TALLAHASSEE -- Florida unemployment benefits would rise and fall along with the jobless rate and state businesses would get a tax break under a proposal approved Tuesday by the Florida Senate.

The bill, HB 7005, now moves back to the House, where leaders want to limit state benefits — already among the nation’s lowest and most difficult to receive — to no more than 20 weeks.

The Senate plan, approved on a party-line 29-10 vote, keeps the maximum benefit at 26 weeks. But it creates a sliding scale that would cut or add a week of unemployment benefits for every half-percent the unemployment rate dropped or climbed. [...]

The bill cuts by 10 percent the tax rate that businesses pay to cover the costs of unemployment benefits and makes it easier for companies to keep former workers from collecting benefits.

To qualify for benefits, workers would have to prove they were seeking jobs and complete a state-approved skills test or training program.

And next thing ya' know, they'll propose requiring a drug test before you are approved for your unemployment benefits. Oh wait...

Under the new bill, unemployment benefits would be capped at 12 weeks if unemployment where to ever reach 5% again. There is little chance of that happening though, because Rick Scott has been such a swell guy in the area of job creation killing, with Florida's current unemployment rate officially pegged at 11.1%. Two points above the national average.

Another bill worming its way through the Florida legislature would ban pediatricians from asking families if they keep their guns safe and secure inside their homes.

A pending law in Florida would make it illegal for pediatricians to ask families whether guns are being safely kept in their patients' homes. Supporters of the NRA-backed measure insist that questions by doctors and other health care professionals amount to an invasion of privacy and a violation of their Second Amendment rights.
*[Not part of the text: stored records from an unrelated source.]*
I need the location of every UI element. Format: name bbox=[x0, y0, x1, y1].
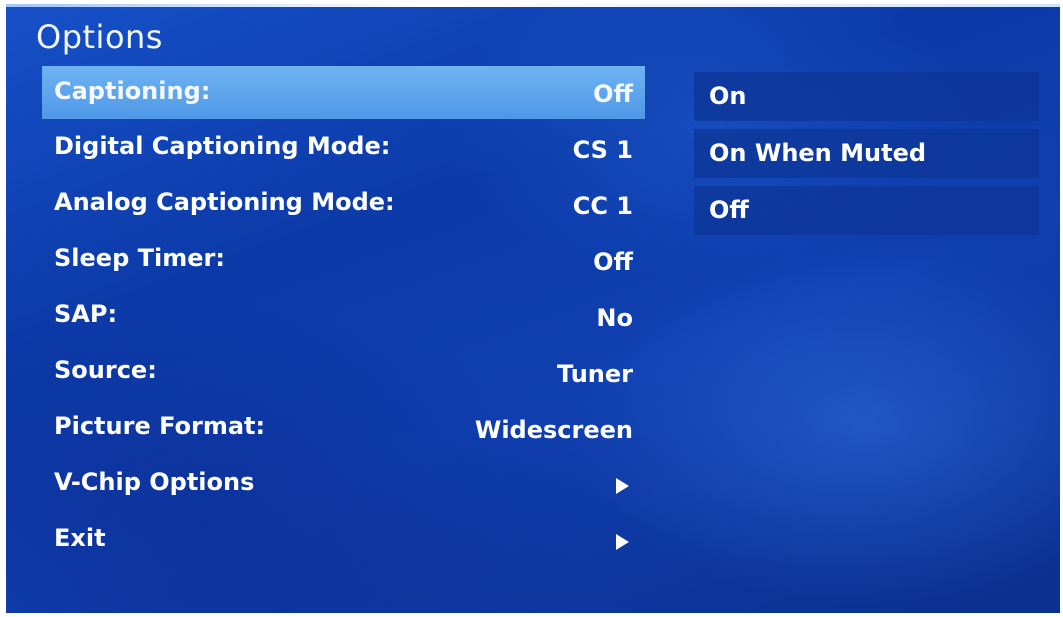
menu-item-label: Exit bbox=[54, 524, 106, 552]
menu-item-value: CC 1 bbox=[572, 192, 633, 220]
menu-item-label: Sleep Timer: bbox=[54, 244, 225, 272]
menu-item-label: Picture Format: bbox=[54, 412, 266, 440]
menu-item-exit[interactable]: Exit bbox=[42, 514, 645, 570]
menu-item-v-chip-options[interactable]: V-Chip Options bbox=[42, 458, 645, 514]
menu-item-label: SAP: bbox=[54, 300, 118, 328]
menu-item-sleep-timer[interactable]: Sleep Timer: Off bbox=[42, 234, 645, 290]
menu-item-label: V-Chip Options bbox=[54, 468, 255, 496]
top-border bbox=[6, 4, 1060, 7]
menu-item-label: Source: bbox=[54, 356, 157, 384]
menu-item-label: Analog Captioning Mode: bbox=[54, 188, 395, 216]
submenu-option-on-when-muted[interactable]: On When Muted bbox=[694, 129, 1039, 178]
options-menu: Captioning: Off Digital Captioning Mode:… bbox=[42, 66, 645, 570]
submenu-option-on[interactable]: On bbox=[694, 72, 1039, 121]
menu-item-label: Digital Captioning Mode: bbox=[54, 132, 391, 160]
captioning-submenu: On On When Muted Off bbox=[694, 72, 1039, 243]
menu-item-value: Off bbox=[593, 80, 633, 108]
submenu-option-off[interactable]: Off bbox=[694, 186, 1039, 235]
submenu-option-label: Off bbox=[709, 196, 749, 224]
submenu-option-label: On When Muted bbox=[709, 139, 927, 167]
menu-item-sap[interactable]: SAP: No bbox=[42, 290, 645, 346]
menu-item-value: Widescreen bbox=[474, 416, 633, 444]
submenu-option-label: On bbox=[709, 82, 747, 110]
page-title: Options bbox=[36, 18, 163, 56]
menu-item-captioning[interactable]: Captioning: Off bbox=[42, 66, 645, 119]
menu-item-value: Off bbox=[593, 248, 633, 276]
menu-item-value: CS 1 bbox=[572, 136, 633, 164]
right-arrow-icon bbox=[616, 534, 629, 550]
menu-item-label: Captioning: bbox=[54, 77, 211, 105]
menu-item-source[interactable]: Source: Tuner bbox=[42, 346, 645, 402]
tv-screen: Options Captioning: Off Digital Captioni… bbox=[6, 4, 1060, 613]
menu-item-value: Tuner bbox=[556, 360, 633, 388]
menu-item-analog-captioning-mode[interactable]: Analog Captioning Mode: CC 1 bbox=[42, 178, 645, 234]
menu-item-digital-captioning-mode[interactable]: Digital Captioning Mode: CS 1 bbox=[42, 122, 645, 178]
menu-item-value: No bbox=[596, 304, 633, 332]
menu-item-picture-format[interactable]: Picture Format: Widescreen bbox=[42, 402, 645, 458]
right-arrow-icon bbox=[616, 478, 629, 494]
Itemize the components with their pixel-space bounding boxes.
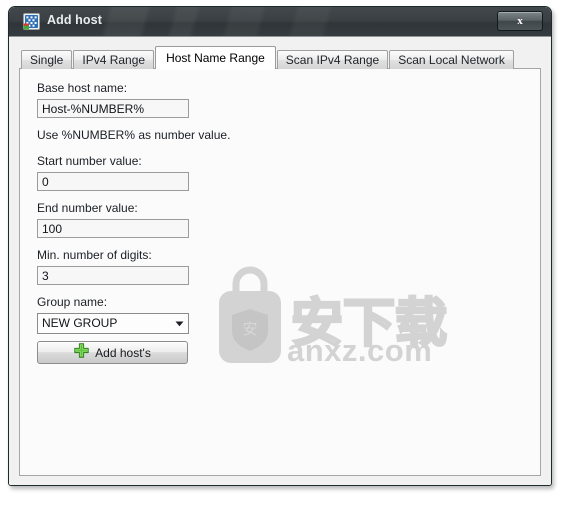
end-number-label: End number value: xyxy=(37,201,138,215)
window-title: Add host xyxy=(47,13,102,27)
group-name-combobox[interactable] xyxy=(37,313,189,334)
tab-ipv4-range[interactable]: IPv4 Range xyxy=(73,50,155,69)
end-number-input[interactable] xyxy=(37,219,189,238)
group-name-input[interactable] xyxy=(37,313,189,334)
min-digits-label: Min. number of digits: xyxy=(37,248,152,262)
close-button[interactable]: x xyxy=(497,11,543,31)
number-token-hint: Use %NUMBER% as number value. xyxy=(37,128,231,142)
chevron-down-icon[interactable] xyxy=(170,314,188,333)
tab-label: Host Name Range xyxy=(166,51,265,65)
close-icon: x xyxy=(517,15,523,27)
start-number-label: Start number value: xyxy=(37,154,142,168)
add-host-window: Add host x Single IPv4 Range Host Name R… xyxy=(8,6,552,486)
start-number-input[interactable] xyxy=(37,172,189,191)
tab-control: Single IPv4 Range Host Name Range Scan I… xyxy=(19,46,541,476)
min-digits-input[interactable] xyxy=(37,266,189,285)
tab-page-host-name-range: Base host name: Use %NUMBER% as number v… xyxy=(19,68,541,476)
window-client-area: Single IPv4 Range Host Name Range Scan I… xyxy=(9,37,551,485)
tab-scan-local-network[interactable]: Scan Local Network xyxy=(389,50,514,69)
add-hosts-button[interactable]: Add host's xyxy=(37,341,188,364)
add-hosts-label: Add host's xyxy=(95,345,151,360)
tab-host-name-range[interactable]: Host Name Range xyxy=(155,46,276,70)
app-icon xyxy=(23,13,40,30)
tab-label: Scan IPv4 Range xyxy=(285,53,380,67)
window-title-bar: Add host x xyxy=(9,7,551,37)
green-plus-icon xyxy=(74,342,89,363)
tab-strip: Single IPv4 Range Host Name Range Scan I… xyxy=(19,46,541,70)
group-name-label: Group name: xyxy=(37,295,108,309)
base-host-name-label: Base host name: xyxy=(37,81,128,95)
tab-label: Scan Local Network xyxy=(398,53,505,67)
tab-single[interactable]: Single xyxy=(21,50,73,69)
base-host-name-input[interactable] xyxy=(37,99,189,118)
tab-label: IPv4 Range xyxy=(82,53,146,67)
host-name-range-form: Base host name: Use %NUMBER% as number v… xyxy=(37,81,357,344)
tab-label: Single xyxy=(30,53,64,67)
tab-scan-ipv4-range[interactable]: Scan IPv4 Range xyxy=(276,50,389,69)
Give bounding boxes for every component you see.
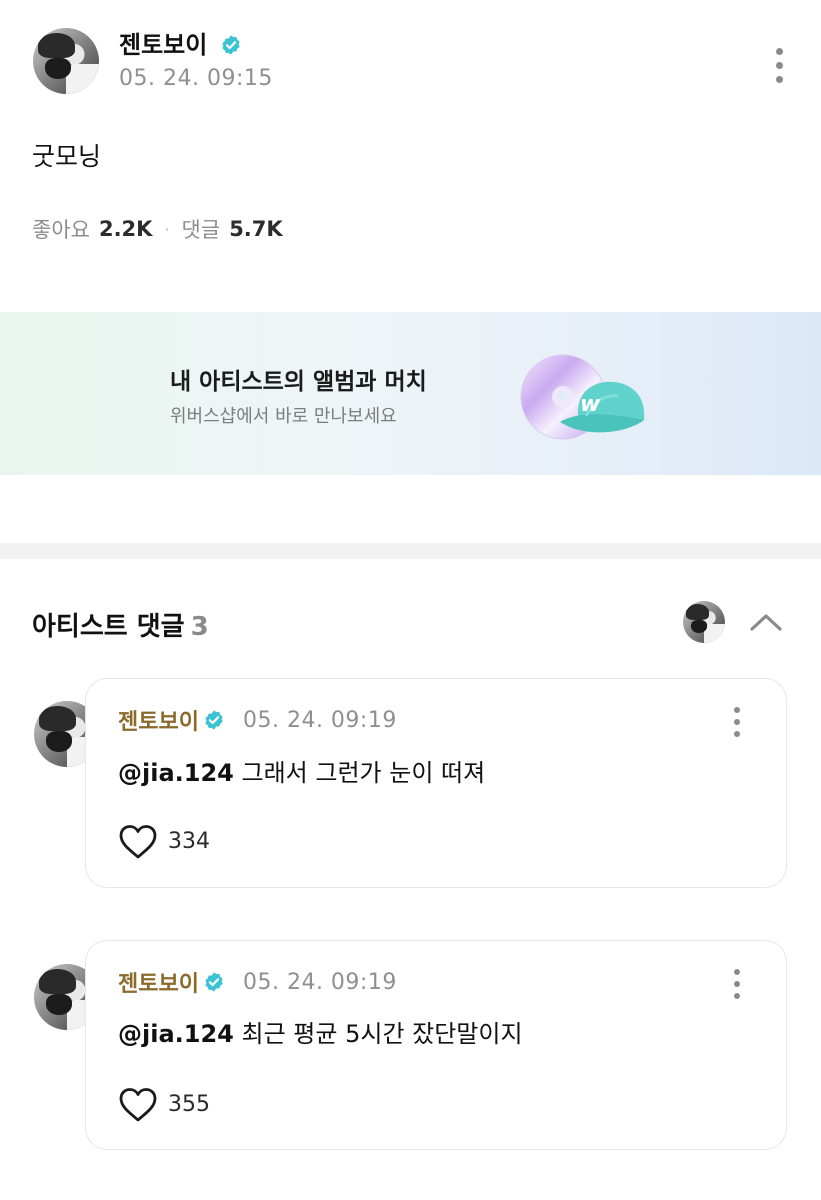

Pediatricians routinely ask parents about safety concerns in the home like whether or not the family has a pool, if the child wears a bike helmet, or rides in a car seat. To gun advocates, however, questions about the presence of firearms in a child's environment are intrusive and go too far.

It's a good thing we have our priorities straight.

Will the next bill Florida lawmakers consider actually do something to help people, or just take another shit on them?